Big tablet plans for 2010
Google's presentation slide also indicates that it only expected half a million Android tablets to sell in 2010. The company asked its partners not to ship devices using the older Android 2.2 Froyo, but Samsung and a variety of others did anyway.
Against Google's advice, Samsung claimed to have shipped two million Galaxy Tabs by the end of 2010, but later admitted that these were really just pushed into the channel and actually sold poorly to consumers.
Apple sold 14.8 million iPads by the end of 2010, more than Morgan Stanley had predicted for the entire global market.
Bigger tablet plans for 2011
After launching Honeycomb however, Google hoped to see 10 million tablets sell in 2011 and 20 million in 2012. Google compared its sales figures against the tablet shipments predicted by Morgan Stanley, coming up with and implied 33 percent share in tablets for Android.
Due to a combination of blunders by both Google and its hardware producers, Honeycomb tablets not only failed to attract an audience but were poorly reviewed on the basis of high prices, unfinished software and hardware that didn't function as advertised.
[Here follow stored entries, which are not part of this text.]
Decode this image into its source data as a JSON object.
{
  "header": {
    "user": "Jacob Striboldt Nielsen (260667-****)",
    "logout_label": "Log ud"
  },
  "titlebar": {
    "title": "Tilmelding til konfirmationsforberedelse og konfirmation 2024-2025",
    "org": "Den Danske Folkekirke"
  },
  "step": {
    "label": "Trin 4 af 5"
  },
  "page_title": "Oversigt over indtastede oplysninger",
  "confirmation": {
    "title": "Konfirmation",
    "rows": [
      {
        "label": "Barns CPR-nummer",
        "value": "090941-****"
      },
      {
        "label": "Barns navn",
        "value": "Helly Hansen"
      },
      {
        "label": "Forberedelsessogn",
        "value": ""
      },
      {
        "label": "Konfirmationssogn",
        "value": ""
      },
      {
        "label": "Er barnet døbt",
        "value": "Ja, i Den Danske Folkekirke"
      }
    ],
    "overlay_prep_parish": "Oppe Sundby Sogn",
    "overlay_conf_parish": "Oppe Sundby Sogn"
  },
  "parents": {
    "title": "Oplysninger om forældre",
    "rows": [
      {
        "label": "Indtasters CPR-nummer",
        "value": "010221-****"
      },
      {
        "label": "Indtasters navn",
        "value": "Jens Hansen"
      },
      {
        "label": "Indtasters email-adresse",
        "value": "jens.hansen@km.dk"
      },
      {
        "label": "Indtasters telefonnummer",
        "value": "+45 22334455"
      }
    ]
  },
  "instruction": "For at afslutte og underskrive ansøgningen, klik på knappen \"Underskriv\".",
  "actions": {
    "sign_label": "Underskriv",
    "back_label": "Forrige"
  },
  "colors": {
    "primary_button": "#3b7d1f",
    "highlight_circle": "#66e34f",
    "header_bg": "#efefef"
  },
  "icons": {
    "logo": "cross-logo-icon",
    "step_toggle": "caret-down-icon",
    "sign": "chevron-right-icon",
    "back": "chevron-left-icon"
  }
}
At the end of Apple's second year of iPad sales, the company had sold 67 million units, 25 million more than Morgan Stanley had anticipated for the entire global market.
Google's Honeycomb launch partner Motorola failed to ship more than a couple hundred thousand each quarter, and other Android tablets fared even worse. The most popular Android-based tablets were sold by Amazon and Barnes & Noble, but those devices used non-standard builds of the old Android 2.x release that Google didn't want hardware makers using for tablet products.
Android ads outperformed by Apple
Also revealed in the 2010 documents is the fact that Android was generating less than half of the advertising revenue for Google compared to Apple's iOS. Google noted that Android's advertising run rate was projected to reach $120 million annually, compared to the $281 million that it was earning from Apple's mobile platform.
Other figures from the Oracle trial have underlined the fact that Google has consistently earned far more from Apple's iOS than it has from its own Android platform. The company testified that across four years from 2008-2011, it earned less than $550 million from Android, less than half as much as it earned from Apple in a single year.